Score: Astros 8, Nationals 2

Recap: A.J. Cole was roughed up by the Houston lineup, allowing seven runs on six hits and three walks over 3 2/3 innings. Cole allowed a pair of homers (to Brian McCann and Jon Kemmer) and also walked in a run while throwing 73 total pitches. ... The Nationals scored two runs in the top of the second thanks to Ryan Zimmerman’s infield single, Michael A. Taylor’s triple to right-center and Stephen Drew’s RBI single to left.

Need to know: Zimmerman snapped his 0-for-17 spring slump with a 2-for-3 afternoon. In addition to his infield single on a chopper down the third base line, he also sent a laser to deep right field that eluded a diving Kemmer for a double.
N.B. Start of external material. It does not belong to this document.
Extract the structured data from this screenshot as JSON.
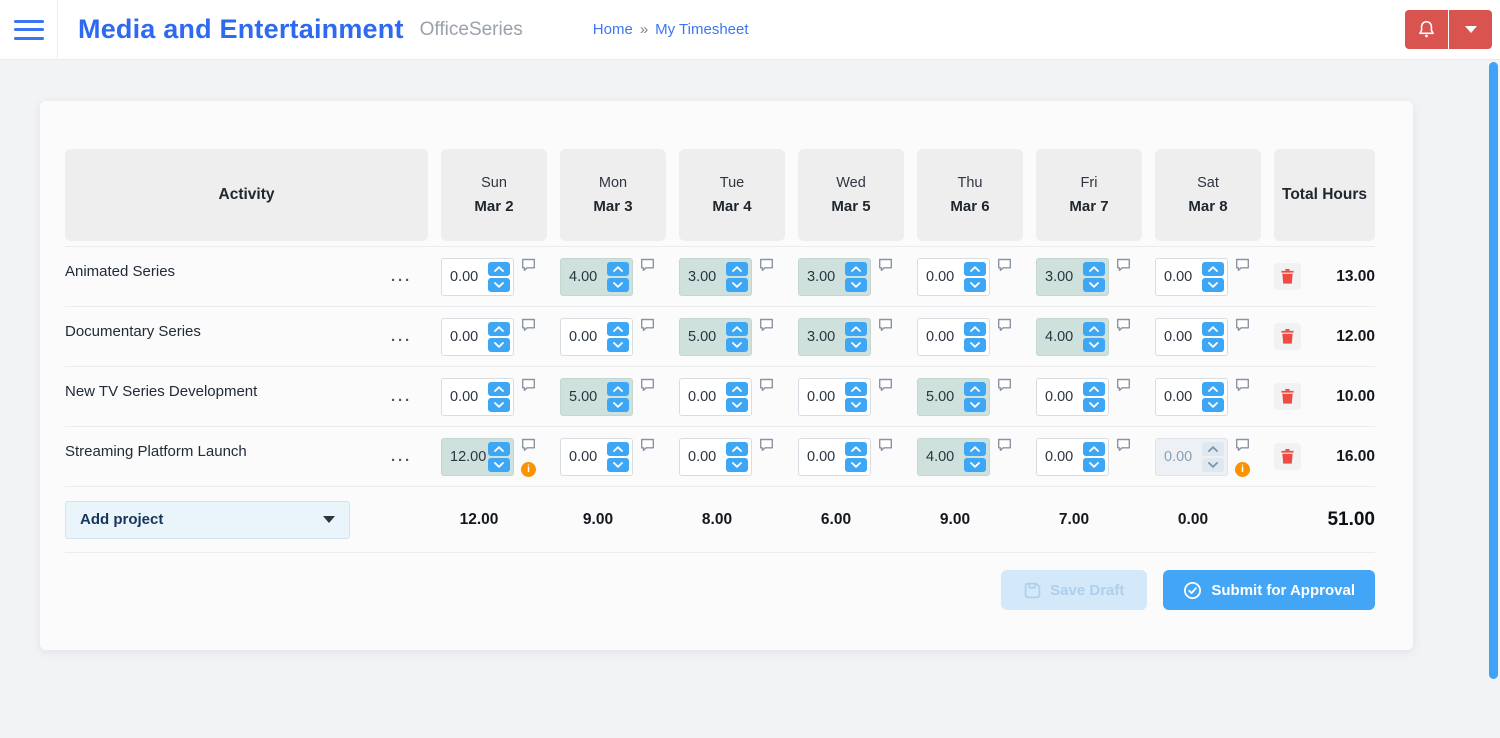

On deck: Thursday vs. Mets in West Palm Beach, 1:05 p.m.


WEST PALM BEACH, Fla. - The Nationals will be without Tanner Roark a while longer.

Despite an initial plan to rejoin his club after the first round of the World Baseball Classic, Roark has decided to stay with Team USA, which opens second-round play tonight in San Diego.
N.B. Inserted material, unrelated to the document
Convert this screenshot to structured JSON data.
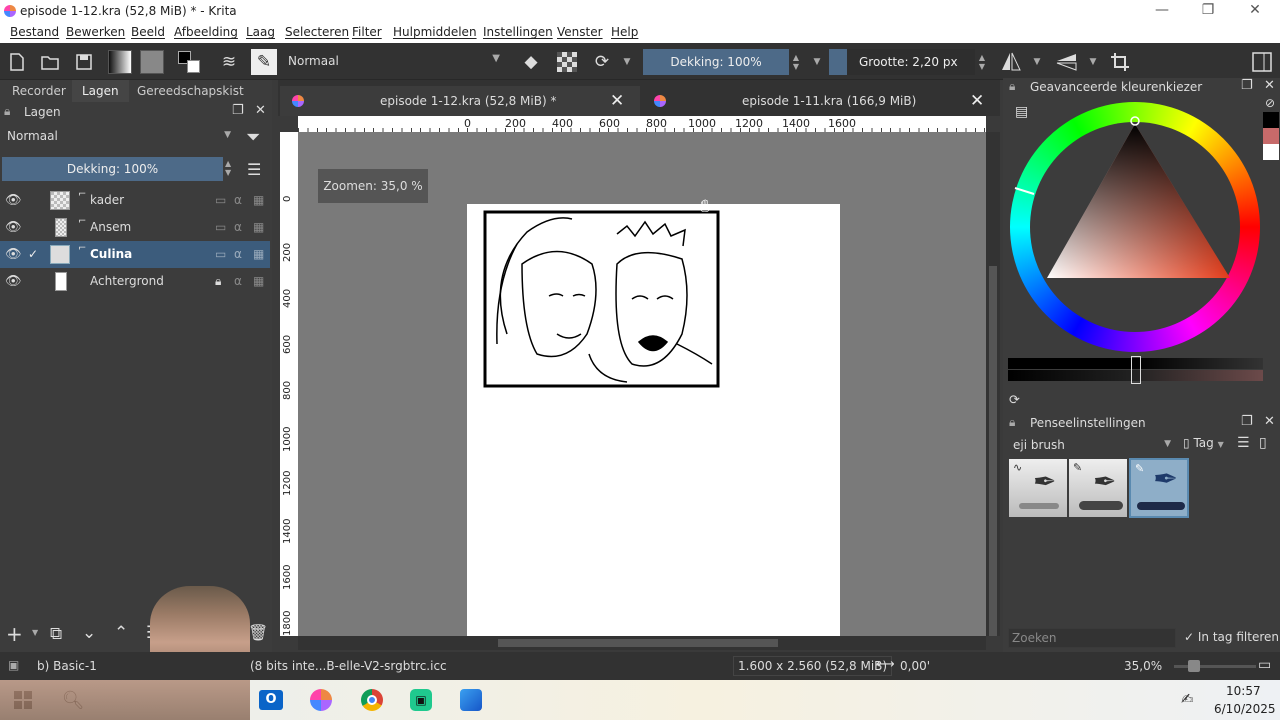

The right-hander, who pitched in relief for the Americans during their March 11 loss to the Dominican Republic in Miami, is slated to throw another inning out of the bullpen tonight against Venezuela, Nationals manager Dusty Baker said. Baker said he also was told Roark will “get a start in a few days.”
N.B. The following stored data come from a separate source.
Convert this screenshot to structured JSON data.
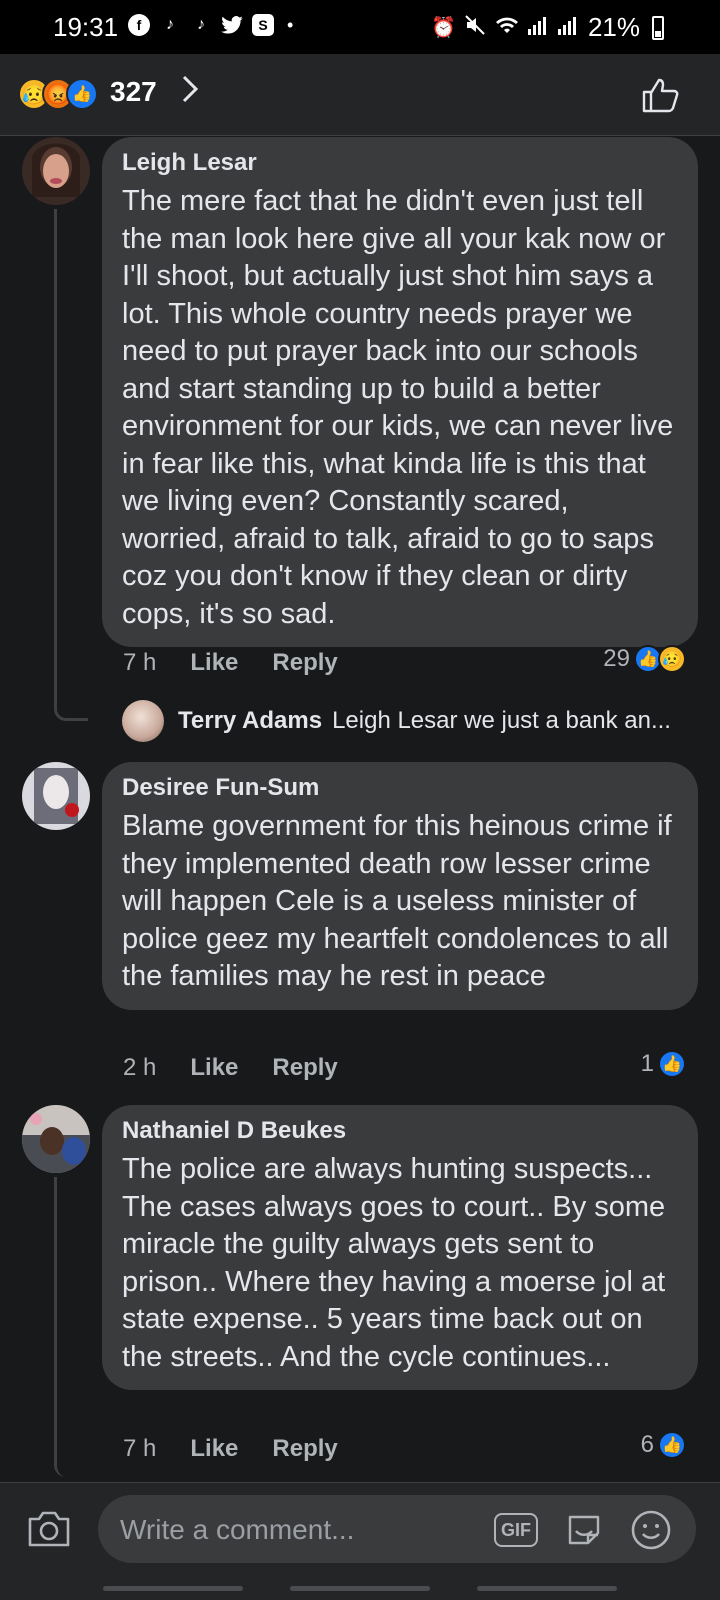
{
  "status_bar": {
    "time": "19:31",
    "battery": "21%",
    "apps": [
      "facebook-icon",
      "tiktok-icon",
      "tiktok-icon",
      "twitter-icon",
      "s-app-icon"
    ]
  },
  "header": {
    "reaction_count": "327",
    "reactions": [
      "sad",
      "angry",
      "like"
    ]
  },
  "comments": [
    {
      "author": "Leigh Lesar",
      "text": "The mere fact that he didn't even just tell the man look here give all your kak now or I'll shoot, but actually just shot him says a lot. This whole country needs prayer we need to put prayer back into our schools and start standing up to build a better environment for our kids, we can never live in fear like this, what kinda life is this that we living even? Constantly scared, worried, afraid to talk, afraid to go to saps coz you don't know if they clean or dirty cops, it's so sad.",
      "time": "7 h",
      "like_label": "Like",
      "reply_label": "Reply",
      "reaction_count": "29",
      "reply_preview": {
        "author": "Terry Adams",
        "text": "Leigh Lesar we just a bank an..."
      }
    },
    {
      "author": "Desiree Fun-Sum",
      "text": "Blame government for this heinous crime if they implemented death row lesser crime will happen Cele is a useless minister of police geez my heartfelt condolences to all the families may he rest in peace",
      "time": "2 h",
      "like_label": "Like",
      "reply_label": "Reply",
      "reaction_count": "1"
    },
    {
      "author": "Nathaniel D Beukes",
      "text": "The police are always hunting suspects... The cases always goes to court.. By some miracle the guilty always gets sent to prison.. Where they having a moerse jol at state expense.. 5 years time back out on the streets.. And the cycle continues...",
      "time": "7 h",
      "like_label": "Like",
      "reply_label": "Reply",
      "reaction_count": "6"
    }
  ],
  "composer": {
    "placeholder": "Write a comment...",
    "gif_label": "GIF"
  },
  "colors": {
    "background": "#18191a",
    "bubble": "#3a3b3c",
    "like_blue": "#1877f2",
    "secondary_text": "#b0b3b8"
  }
}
Team USA is scheduled to play Puerto Rico on Friday, then the Dominican Republic again on Saturday. If the Americans advance out of this pool, they’d head to Los Angeles for the championship round next Monday-Wednesday.

Tanner-Roark-throw-white-sidebar.jpgWith Roark away from camp, and with Max Scherzer so far only facing teammates while recovering from a stress fracture in his ring finger, the Nationals have been forced to cobble together their spring training rotation. A.J. Cole, who is starting today’s game against the Astros, has been making regular turns with the returning veterans. Non-roster invitees like Erick Fedde, Jeremy Guthrie and Kyle McGowin have also been making starts.

While Roark’s absence isn’t necessarily ideal for the Nationals, Baker isn’t holding that against him.

“He went there for a purpose,” Baker said. “We thought he was going to go one and done and then come back home. But he wants to stay. They need him. And that’s the kind of guy Tanner is.”

Two other Nationals who played in the WBC but were eliminated over the weekend (Mexico’s Oliver PĂ©rez, Colombia’s Jhonatan Solano) have returned to West Palm Beach and are back in uniform today.

Meanwhile, Ryan Zimmerman entered today’s game 0-for-17 this spring, an inauspicious start to an important year for the veteran first baseman. It’s not what anyone wanted on the heels of a season in which Zimmerman hit .218, but Baker likes his approach at the plate and takes more from that than the results.

“I’ve seen more aggressiveness,” the manager said. “But I’ve always said it takes the older guys longer to get it. Right now he’s 0-for-the-spring, but he’s on the attack. When you get to a certain point in your career, you tend to look for pitches and sit on pitches. Right now, he’s facing a lot of people that you don’t know, and a lot of people that might not be here. And the people you do know, you’re facing (Justin) Verlander, (who started for the Tigers on Monday).”

Zimmerman did finally get on the board in his first at-bat today, when he legged out a chopper to deep third base for his first hit of the spring. Whether that gets him going remains to be seen, but again, Baker isn’t all that worried as long as Zimmerman isn’t.

“He’s healthy and in great shape,” Baker said. “As long as his confidence stays up. That’s the main thing that’s hard to see and hard to judge. Zim has such a demeanor, you don’t really know when he’s overly happy or when he’s sad.”

Update: It was a rough afternoon for Cole, who wasn’t able to duplicate his no-hit form from his last time out. The right-hander was torched by the Astros for seven runs in 3 2/3 innings, including a pair of homers.

The first, hit by Brian McCann, might have fallen just short of the fence. But Bryce Harper, who tried to make a leaping catch, actually tipped the ball over the wall. The second homer, by Jon Kemmer, was a no-doubter, a three-run bomb onto the right field berm.

Cole seemed to hit a wall in the bottom of the third, during which he gave up five runs (one of them coming on a bases-loaded walk). He wound up throwing 73 pitches, only 44 of them for strikes.

The Nationals trail 7-2 after five innings, having scored both of their runs in the top of the second via back-to-back RBI hits by Michael A. Taylor and Stephen Drew.